John Wooley edited the selection of Robert Leslie Bellem's
stories that I mentioned here a while back. Here's Wooley's
take on the term "hard-boiled."
Bill Crider
"Dan Turner's
tales are shining examples of the kind of fiction
called
'hard-boiled.' The term has been bandied about a lot in
recent years, but basically it refers to that style nurtured
by Captain Joseph T. Shaw in his Black Mask detective pulp,
popularized by such fine detective writers as Dashiell
Hammett and Raymond Chandler, and continues to the present
day in the works of scribes like Mickey Spillane, Ross
Macdonald and Joe Gores. Hard-boiled heroes talk tough. They
crack wise. They shoot, and are shot at; beat, and are
beaten. They are frequently ladies' men, and are almost
always borderline alcoholics.

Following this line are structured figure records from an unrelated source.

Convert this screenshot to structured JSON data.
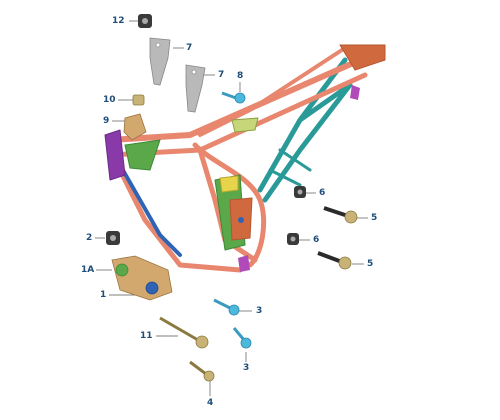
{
  "callouts": {
    "c12": "12",
    "c7a": "7",
    "c7b": "7",
    "c8": "8",
    "c10": "10",
    "c9": "9",
    "c6a": "6",
    "c5a": "5",
    "c2": "2",
    "c6b": "6",
    "c5b": "5",
    "c1a": "1A",
    "c1": "1",
    "c3a": "3",
    "c11": "11",
    "c3b": "3",
    "c4": "4"
  },
  "colors": {
    "frame_main": "#e8866e",
    "frame_teal": "#2a9a98",
    "frame_blue": "#2f64b4",
    "frame_purple": "#8a3aa8",
    "frame_green": "#5aa84a",
    "frame_orange": "#d06a3e",
    "bracket_gray": "#b9b9b9",
    "bolt_cyan": "#4bb8dc",
    "bolt_olive": "#c8b276",
    "nut_dark": "#3a3a3a",
    "callout_text": "#1f4e79"
  }
}
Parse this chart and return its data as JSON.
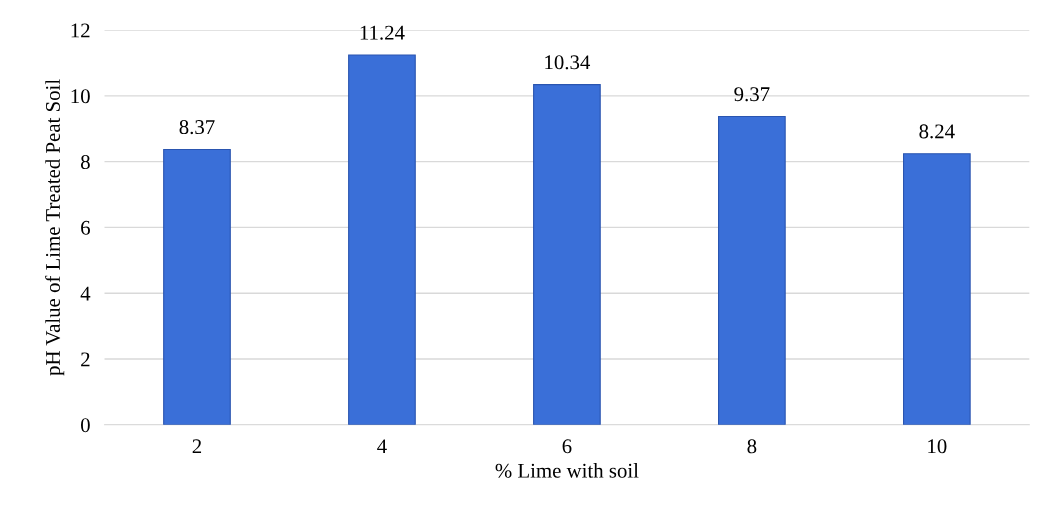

Most of the time, they wage
one-man campaigns-quests, really-for justice and
righteousness and fair play, the way they see it, although
they are not above bending the law to suit their own
purposes. They have been called existential, these men who,
immersed to the neck in a callous, superficial world without
rules, make their own and stick to them. Imagine Bogart in
The Big Sleep or To Have and Have Not, and you'll have a
pretty good idea of the mythos at work here."